According to historical data, coffee house customers engaged in gambling, drug-taking, meeting with “young beautiful boys,” but also performing or watching entertainments such as puppet theaters, storytellers, and dance and musical performances.

The thing is that early coffee houses were very controversial places and thus they were very often banned by the state.

The authors of the study say that “formation, normalization, and legalization of such a site for transgressive pleasures was controversial since formal religious morality of the period (orthodox Islam) considered it as sinful and illegal.”

But as all illegal things, coffee houses flourished, and all Ottomans, regardless of their rank, met to drink coffee. Socialize and have literary discussions, by the sixteenth and seventeenth century.
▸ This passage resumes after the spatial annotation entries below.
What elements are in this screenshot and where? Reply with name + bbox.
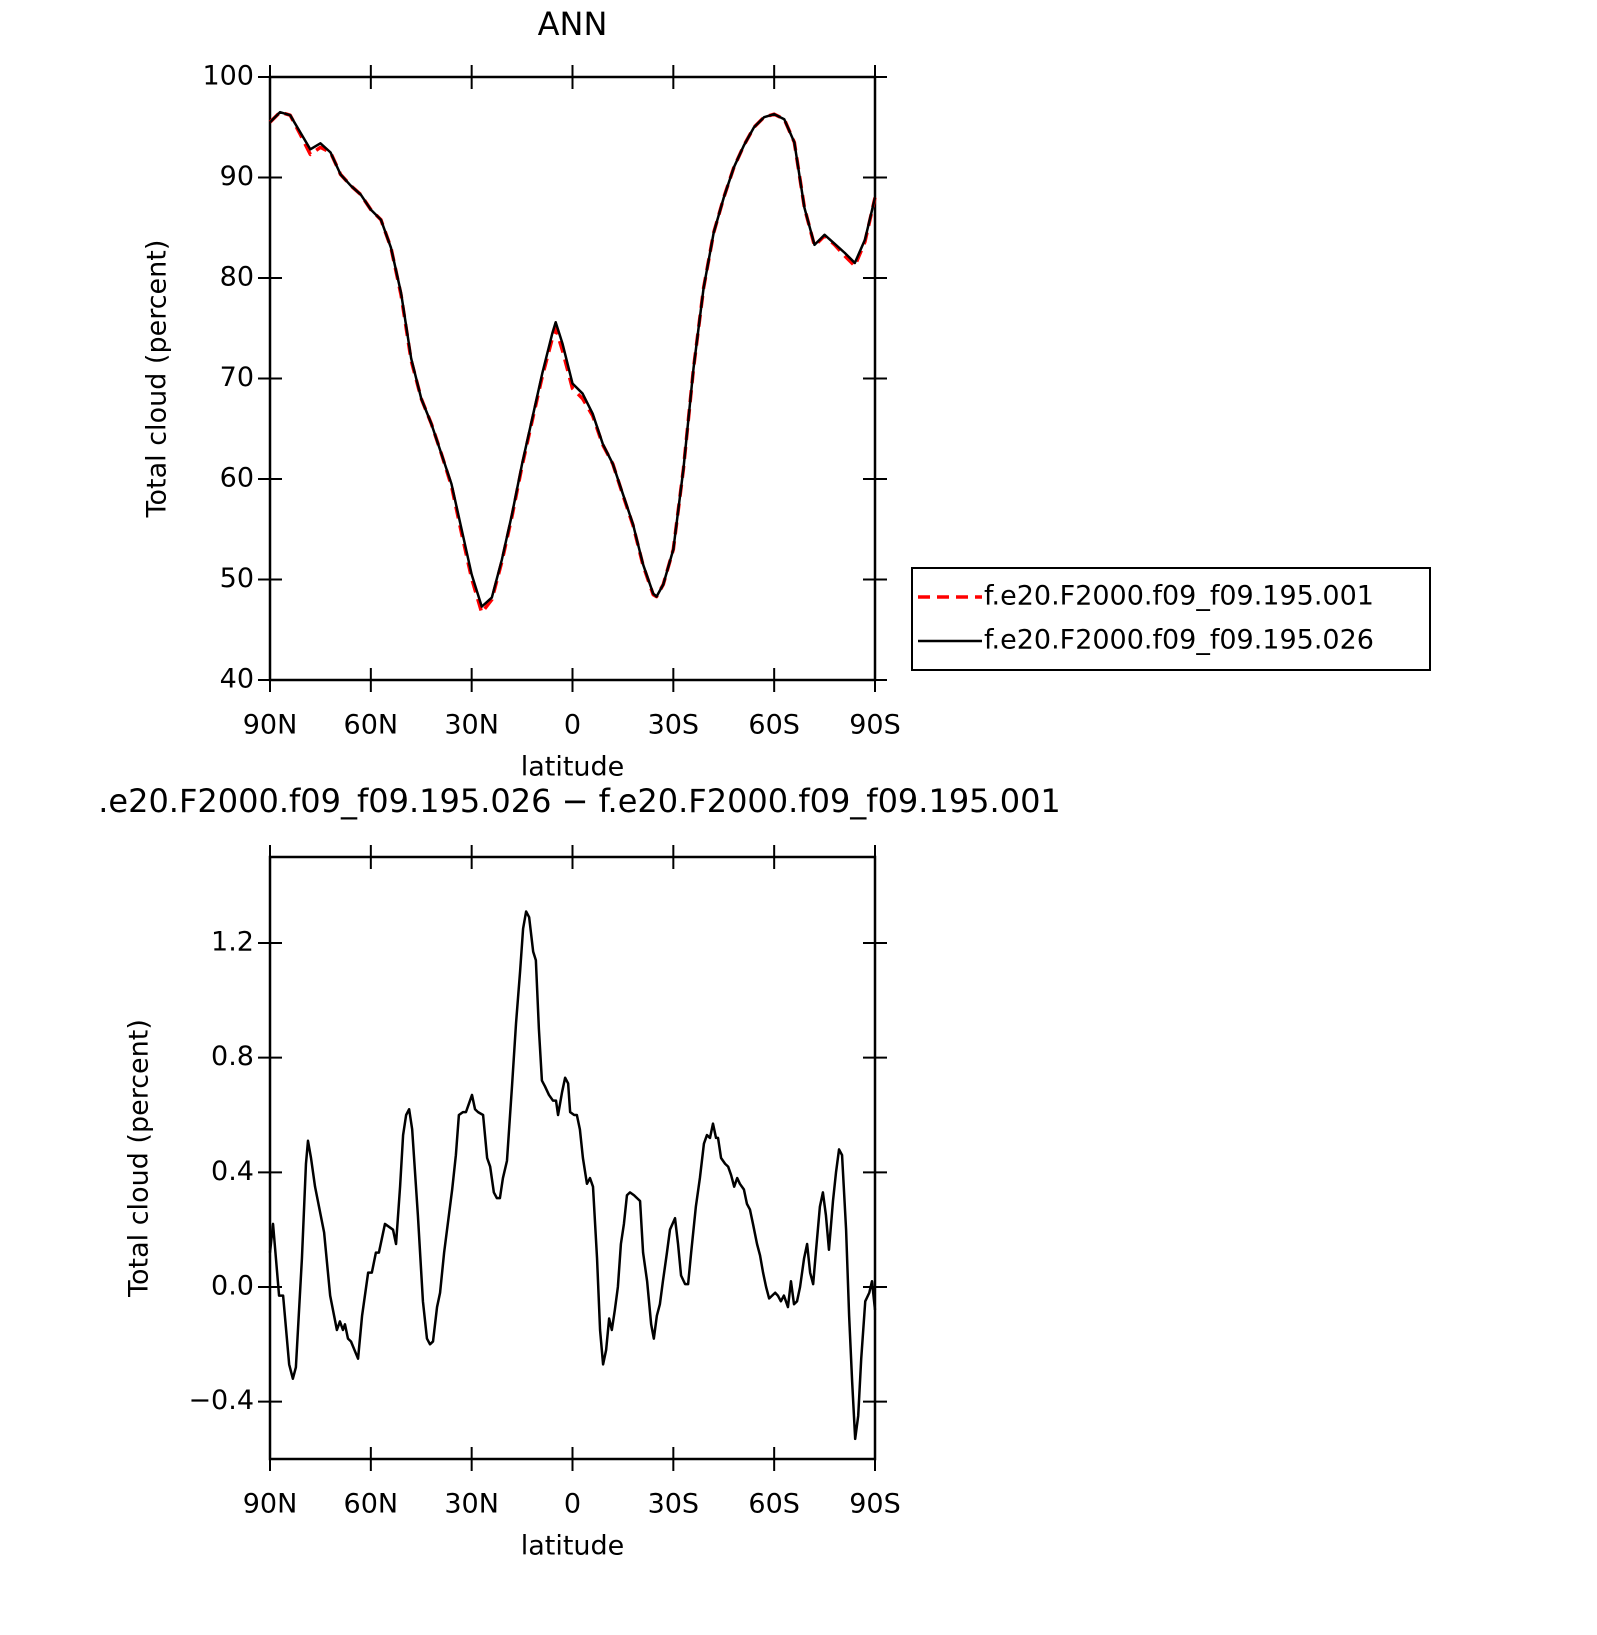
x-tick-label: 30S [648,710,700,741]
x-tick-label: 60N [344,1489,399,1520]
y-axis-label: Total cloud (percent) [142,240,173,519]
legend-label: f.e20.F2000.f09_f09.195.001 [984,581,1374,612]
x-tick-label: 90S [849,1489,901,1520]
x-tick-label: 30N [444,710,499,741]
x-tick-label: 30N [444,1489,499,1520]
y-tick-label: 0.0 [211,1271,254,1302]
chart-title: ANN [538,5,608,43]
x-axis-label: latitude [521,1531,625,1562]
x-tick-label: 90N [243,1489,298,1520]
y-tick-label: 90 [220,161,254,192]
x-tick-label: 60S [748,710,800,741]
series-line [269,110,877,608]
x-tick-label: 0 [564,1489,581,1520]
x-tick-label: 60S [748,1489,800,1520]
y-tick-label: 40 [220,664,254,695]
series-line [268,110,877,615]
y-tick-label: 1.2 [211,927,254,958]
x-tick-label: 90S [849,710,901,741]
y-tick-label: 50 [220,563,254,594]
legend-label: f.e20.F2000.f09_f09.195.026 [984,625,1374,656]
x-tick-label: 30S [648,1489,700,1520]
x-tick-label: 0 [564,710,581,741]
y-axis-label: Total cloud (percent) [124,1019,155,1298]
y-tick-label: −0.4 [188,1385,254,1416]
x-axis-label: latitude [521,752,625,783]
x-tick-label: 60N [344,710,399,741]
y-tick-label: 80 [220,262,254,293]
y-tick-label: 60 [220,463,254,494]
legend-box [911,567,1431,671]
series-line [268,910,877,1441]
y-tick-label: 100 [202,61,254,92]
y-tick-label: 70 [220,362,254,393]
y-tick-label: 0.4 [211,1156,254,1187]
x-tick-label: 90N [243,710,298,741]
y-tick-label: 0.8 [211,1041,254,1072]
plot-frame [268,855,877,1461]
chart-title: .e20.F2000.f09_f09.195.026 − f.e20.F2000… [98,782,1061,820]
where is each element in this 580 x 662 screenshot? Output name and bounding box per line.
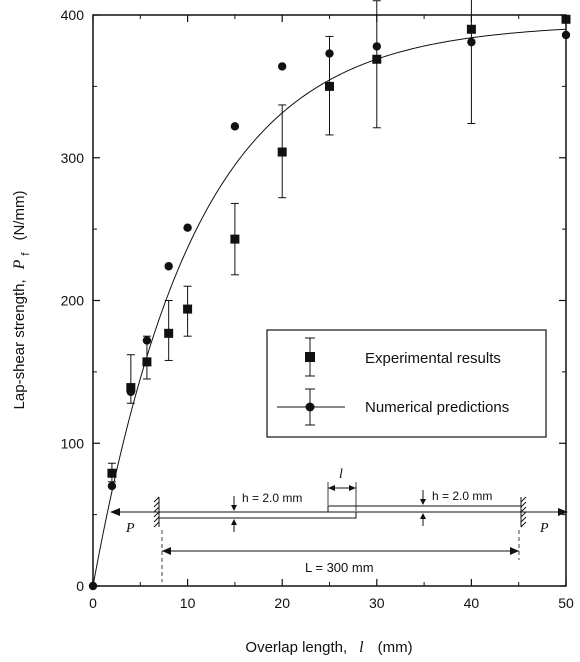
thickness-right-arrow-top: [420, 499, 426, 505]
x-tick-label: 0: [89, 595, 97, 611]
legend-exp-label: Experimental results: [365, 350, 501, 367]
experimental-point: [466, 24, 476, 34]
y-axis-title: Lap-shear strength, P f (N/mm): [11, 191, 33, 410]
legend: Experimental results Numerical predictio…: [266, 329, 547, 438]
numerical-point: [164, 262, 173, 271]
y-tick-label: 100: [61, 435, 85, 451]
thickness-right-arrow-bottom: [420, 513, 426, 519]
legend-exp-marker: [305, 352, 315, 362]
overlap-label: l: [339, 467, 343, 482]
experimental-point: [126, 383, 136, 393]
left-grip-hatch: [153, 496, 160, 528]
numerical-point: [88, 581, 98, 591]
numerical-point: [372, 42, 381, 51]
x-tick-label: 30: [369, 595, 385, 611]
right-adherend: [327, 505, 522, 513]
experimental-point: [230, 234, 240, 244]
right-load-label: P: [539, 521, 549, 536]
numerical-point: [183, 223, 192, 232]
thickness-left-arrow-top: [231, 505, 237, 511]
right-load-arrowhead: [558, 508, 568, 516]
numerical-point: [325, 49, 334, 58]
experimental-point: [325, 81, 334, 91]
numerical-point: [278, 62, 287, 71]
experimental-point: [372, 54, 382, 64]
x-tick-label: 10: [180, 595, 196, 611]
numerical-point: [230, 122, 240, 131]
specimen-schematic: P P h = 2.0 mm h = 2.0 mm l L = 300 mm: [110, 467, 568, 582]
numerical-markers: [88, 30, 571, 591]
y-axis-ticks: 0 100 200 300 400: [61, 7, 566, 594]
numerical-point: [126, 387, 136, 397]
legend-num-label: Numerical predictions: [365, 399, 509, 416]
legend-num-marker: [305, 402, 315, 412]
x-axis-title: Overlap length, l (mm): [245, 639, 412, 656]
experimental-point: [107, 468, 117, 478]
y-tick-label: 300: [61, 150, 85, 166]
experimental-point: [561, 14, 571, 24]
numerical-point: [467, 37, 476, 47]
x-tick-label: 40: [464, 595, 480, 611]
left-load-arrowhead: [110, 508, 120, 516]
experimental-point: [183, 304, 193, 314]
experimental-point: [277, 147, 287, 157]
y-tick-label: 200: [61, 293, 85, 309]
experimental-markers: [107, 14, 571, 478]
x-tick-label: 50: [558, 595, 574, 611]
thickness-left-label: h = 2.0 mm: [242, 491, 302, 505]
legend-box: [266, 329, 547, 438]
numerical-point: [142, 336, 152, 345]
x-tick-label: 20: [274, 595, 290, 611]
length-label: L = 300 mm: [305, 560, 374, 575]
thickness-right-label: h = 2.0 mm: [432, 489, 492, 503]
numerical-point: [107, 481, 117, 491]
numerical-point: [561, 30, 571, 40]
y-tick-label: 0: [76, 578, 84, 594]
experimental-point: [142, 357, 152, 367]
thickness-left-arrow-bottom: [231, 519, 237, 525]
y-tick-label: 400: [61, 7, 85, 23]
experimental-point: [164, 328, 174, 338]
left-adherend: [158, 511, 357, 519]
left-load-label: P: [125, 521, 135, 536]
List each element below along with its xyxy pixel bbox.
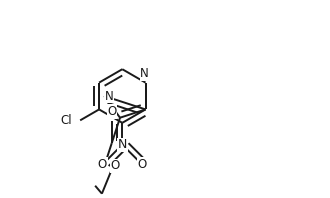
Text: N: N <box>140 67 149 80</box>
Text: O: O <box>138 158 147 171</box>
Text: N: N <box>117 138 127 151</box>
Text: Cl: Cl <box>61 114 72 127</box>
Text: O: O <box>110 159 119 172</box>
Text: O: O <box>98 158 107 171</box>
Text: N: N <box>105 89 114 103</box>
Text: O: O <box>107 105 116 118</box>
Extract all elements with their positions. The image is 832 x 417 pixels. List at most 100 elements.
Also, coffee houses were places where people talked a lot and these challenges of the authority of the state and religion led to many changes within the society.

'Simultaneously, a new Ottoman consumer, resisting the prescriptions of the state and religion, actively constructing self-ethics, and taking part in the formation of the coffeehouse culture, was forming as well,” the authors explain.

“Obviously, the early modern Ottoman context was very different than any modern capitalist system,” they write.

“But the active consumer may not be as recent or even a chronological phenomenon as many consumer researchers think.”